Badil : déclaration sur le financement conditionnel de l’UE

Bethléem, Palestine, 7 mai 2020. BADIL, Resource Center for Palestinian Residency and Refugee Rights (Centre de Ressource pour la Protections des Palestiniens et sur les Droits de Réfugiés) publie sa toute dernière déclaration de principe, intitulée : Le financement conditionnel de l’Union européenne : son illégalité et ses implications politiques.

La déclaration de Badil : Le financement conditionnel de l’Union européenne : son illégalité et ses implications politiques.

Ce texte fournit une analyse en profondeur de la légalité et des implications politiques de l’Article 1.5 bis imposé dans l’Annexe II des Conditions générales applicables aux contrats de subventions financées par l’Union européenne pour des actions extérieures.

Cette analyse s’appuie à la fois sur les lois internationales et sur les lois internes de la Palestine. Elle fournit un contexte juridique et politique au caractère inacceptable de l’imposition de l’article susmentionné et aux arguments et préoccupations des Palestiniens vis-à-vis des exigences formulées par l’Union européenne (UE).

Le texte démontre que le fait d’imposer un financement soumis à des conditions politiques à des OSC (organisations de la société civile) luttant pour le droit à l’autodétermination d’un peuple opprimé et colonisé n’est pas seulement inacceptable moralement et politiquement, mais est de plus illégal par rapport aux lois internationales. En particulier :

Bien qu’en accord avec le renforcement permanent du régime de contre-terrorisme au sein de l’UE, l’Article 1.5 bis n’a été inclus qu’en 2019 et dans les seuls contrats de subsides avec les OSC palestiniennes ; et il constitue un précédent inquiétant qui sape la confiance sur laquelle s’appuient les relations entre l’UE et la Palestine.

L’Article 1.5 bis impose une nouvelle obligation aux récipiendaires palestiniens de subsides, puisqu’il provoque l’application de mesures restrictives de l’UE en screenant et en examinant les allées et venues du peuple même des OSC palestiniens, c’est-à-dire les Palestiniens.

En imposant de telles conditions aux bénéficiaires palestiniens de subsides, l’UE demande de façon inadmissible aux OSC palestiniennes de contrôler et de rappeler à l’ordre leur homologues palestiniennes et d’appliquer pour ce faire le cadre européen sur le plan du contre-terrorisme.
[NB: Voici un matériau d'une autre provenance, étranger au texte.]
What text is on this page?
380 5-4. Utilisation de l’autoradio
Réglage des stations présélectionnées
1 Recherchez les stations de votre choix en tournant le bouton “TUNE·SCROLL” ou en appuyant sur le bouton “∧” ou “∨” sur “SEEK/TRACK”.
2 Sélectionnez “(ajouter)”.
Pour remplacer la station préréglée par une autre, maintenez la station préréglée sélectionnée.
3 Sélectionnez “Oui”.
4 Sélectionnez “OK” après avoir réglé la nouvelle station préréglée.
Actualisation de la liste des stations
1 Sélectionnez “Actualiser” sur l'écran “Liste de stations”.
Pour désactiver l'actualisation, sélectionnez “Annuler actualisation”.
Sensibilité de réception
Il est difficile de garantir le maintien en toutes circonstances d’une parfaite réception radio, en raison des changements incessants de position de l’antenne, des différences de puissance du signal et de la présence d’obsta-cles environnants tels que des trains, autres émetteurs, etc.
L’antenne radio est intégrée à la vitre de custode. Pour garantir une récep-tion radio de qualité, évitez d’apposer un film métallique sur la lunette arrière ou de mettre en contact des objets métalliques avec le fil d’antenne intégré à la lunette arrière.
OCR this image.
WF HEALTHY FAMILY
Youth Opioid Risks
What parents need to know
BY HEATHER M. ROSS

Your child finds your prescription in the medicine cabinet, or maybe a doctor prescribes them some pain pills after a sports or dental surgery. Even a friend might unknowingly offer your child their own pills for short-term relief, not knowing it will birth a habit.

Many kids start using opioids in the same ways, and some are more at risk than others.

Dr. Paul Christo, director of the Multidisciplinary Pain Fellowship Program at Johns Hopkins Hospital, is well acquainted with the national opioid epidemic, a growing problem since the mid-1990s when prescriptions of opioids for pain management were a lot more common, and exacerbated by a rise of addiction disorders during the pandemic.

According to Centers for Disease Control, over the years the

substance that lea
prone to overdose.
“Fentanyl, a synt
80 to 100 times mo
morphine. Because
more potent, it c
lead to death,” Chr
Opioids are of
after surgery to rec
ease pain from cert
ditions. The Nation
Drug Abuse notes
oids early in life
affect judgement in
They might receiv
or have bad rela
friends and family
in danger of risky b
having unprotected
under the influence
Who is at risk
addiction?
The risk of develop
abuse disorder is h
L’Article 1.5 bis est non seulement en désaccord avec les principes de l’action humanitaire, mais aussi avec les droits humains légitimes du peuple palestinien tels que reconnus par les lois internationales, y compris le droit à l’autodétermination et le droit de résister par n’importe quel moyen légitime à l’oppression, l’occupation, la colonisation et l’apartheid imposés par une puissance étrangère.

L’actuel cadre du contre-terrorisme imposé à la société civile palestinienne par le biais de l’Article 1.5 bis criminalise la lutte du peuple palestinien pour son droit à l’autodétermination, contribue à la dépolitisation et à l’aliénation de la société civile palestinienne et ignore le droit du peuple palestinien à une résistance légitime.
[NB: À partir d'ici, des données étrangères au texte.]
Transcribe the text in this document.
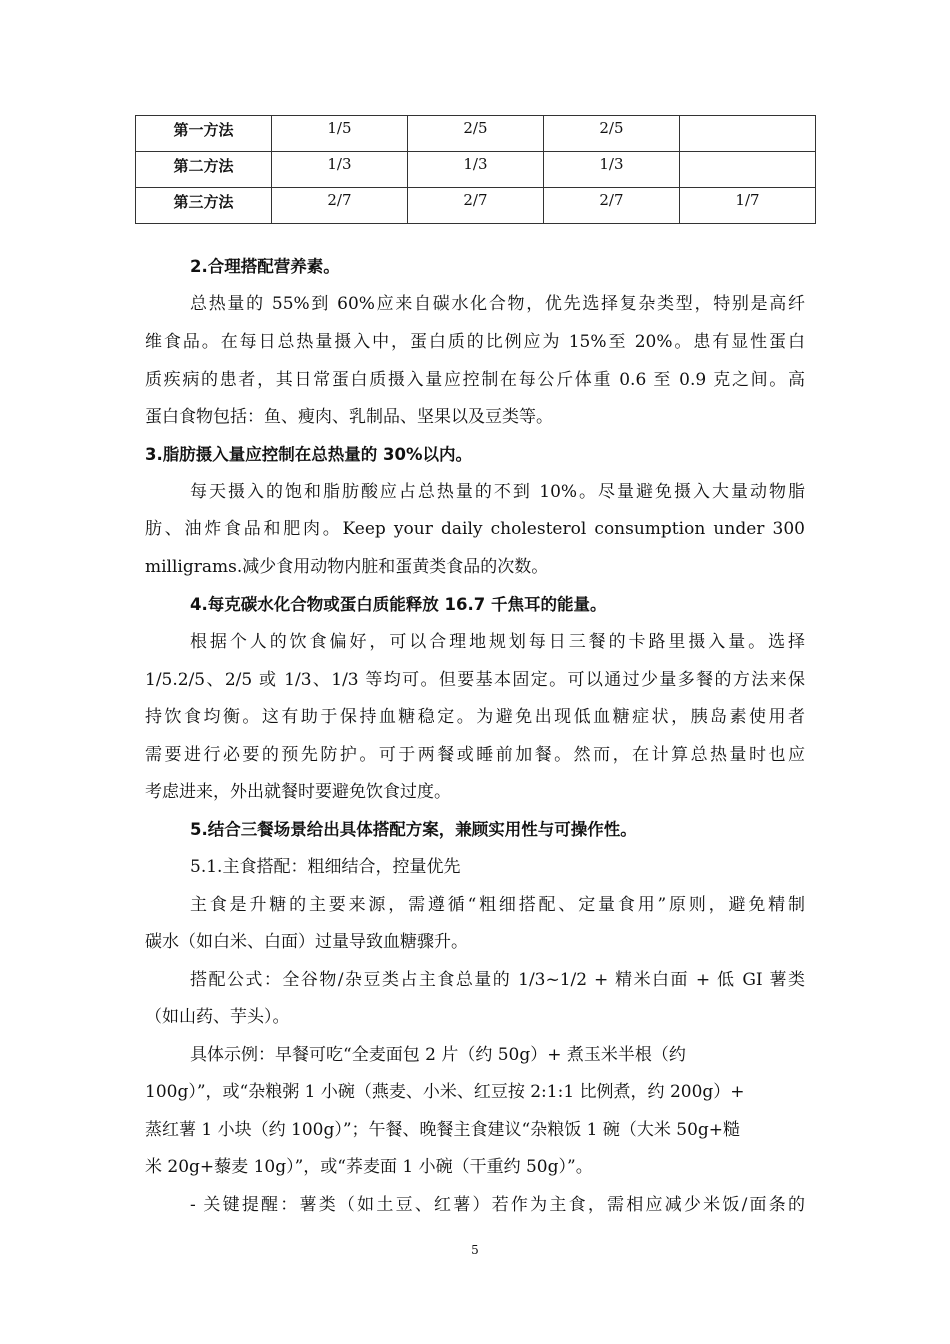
第一方法	1/5	2/5	2/5	
第二方法	1/3	1/3	1/3	
第三方法	2/7	2/7	2/7	1/7

2.合理搭配营养素。

总热量的 55%到 60%应来自碳水化合物，优先选择复杂类型，特别是高纤

维食品。在每日总热量摄入中，蛋白质的比例应为 15%至 20%。患有显性蛋白

质疾病的患者，其日常蛋白质摄入量应控制在每公斤体重 0.6 至 0.9 克之间。高

蛋白食物包括：鱼、瘦肉、乳制品、坚果以及豆类等。

3.脂肪摄入量应控制在总热量的 30%以内。

每天摄入的饱和脂肪酸应占总热量的不到 10%。尽量避免摄入大量动物脂

肪、油炸食品和肥肉。Keep your daily cholesterol consumption under 300

milligrams.减少食用动物内脏和蛋黄类食品的次数。

4.每克碳水化合物或蛋白质能释放 16.7 千焦耳的能量。

根据个人的饮食偏好，可以合理地规划每日三餐的卡路里摄入量。选择

1/5.2/5、2/5 或 1/3、1/3 等均可。但要基本固定。可以通过少量多餐的方法来保

持饮食均衡。这有助于保持血糖稳定。为避免出现低血糖症状，胰岛素使用者

需要进行必要的预先防护。可于两餐或睡前加餐。然而，在计算总热量时也应

考虑进来，外出就餐时要避免饮食过度。

5.结合三餐场景给出具体搭配方案，兼顾实用性与可操作性。

5.1.主食搭配：粗细结合，控量优先

主食是升糖的主要来源，需遵循“粗细搭配、定量食用”原则，避免精制

碳水（如白米、白面）过量导致血糖骤升。

搭配公式：全谷物/杂豆类占主食总量的 1/3~1/2 + 精米白面 + 低 GI 薯类

（如山药、芋头）。

具体示例：早餐可吃“全麦面包 2 片（约 50g）+ 煮玉米半根（约

100g）”，或“杂粮粥 1 小碗（燕麦、小米、红豆按 2:1:1 比例煮，约 200g）+

蒸红薯 1 小块（约 100g）”；午餐、晚餐主食建议“杂粮饭 1 碗（大米 50g+糙

米 20g+藜麦 10g）”，或“荞麦面 1 小碗（干重约 50g）”。

- 关键提醒：薯类（如土豆、红薯）若作为主食，需相应减少米饭/面条的

5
L’Article 1.5 bis est en contradiction avec la loi palestinienne qui interdit le financement politique conditionnel

L’Article 1.5 bis est en contradiction avec la loi palestinienne qui interdit le financement politique conditionnel, en imposant par conséquent un dilemme juridique et moral inacceptable aux OSC palestiniennes vis-à-vis de leur propre législation domestique.

Etant donné que l’Article 1.5 bis reflète l’actuelle politique de l’UE en matière de contre-terrorisme, largement influencée en cela par les Etats-Unis et Israël, il existe des preuves solides soutenant la possible escalade des mesures visant les organisations de la société civile palestinienne et situant leur travail dans le cadre du terrorisme afin de les discréditer.

Bien que présenté de façon inoffensive et alors qu’aucune personne palestinienne ne figure nommément sur les listes de sanctions de l’UE, l’Article 1.5 bis pourrait avoir de graves conséquences, puisqu’il pose les bases d’un système de screening et d’examen généralisés de l’ensemble de la société civile palestinienne.

Si on la compare aux conditions de l’USAID imposées au début du 21e siècle, l’imposition par l’UE d’un cadre terroriste à la société civile palestinienne a eu lieu plus tard, mais suit néanmoins le cadre antiterroriste de plus en plus restrictif qu’ont imposé les Etats-Unis. 

En somme, l’Article 1.5 bis discrédite non seulement la lutte légitime du peuple palestinien en vue de réaliser son droit à l’autodétermination vis-à-vis de la communauté internationale mais, surtout, il déshonore les OSC palestiniennes à un niveau national en mettant à mal l’intégrité et la crédibilité des OSC palestiniennes parmi la communauté palestinienne, rompant de la sorte des relations solides et essentielles entre des partenaires, ce qui, dès lors, facilite la fragmentation de la société civile palestinienne et consolide l’isolement des OSC palestiniennes.

Une version en arabe de cette déclaration de principe est en cours de réalisation.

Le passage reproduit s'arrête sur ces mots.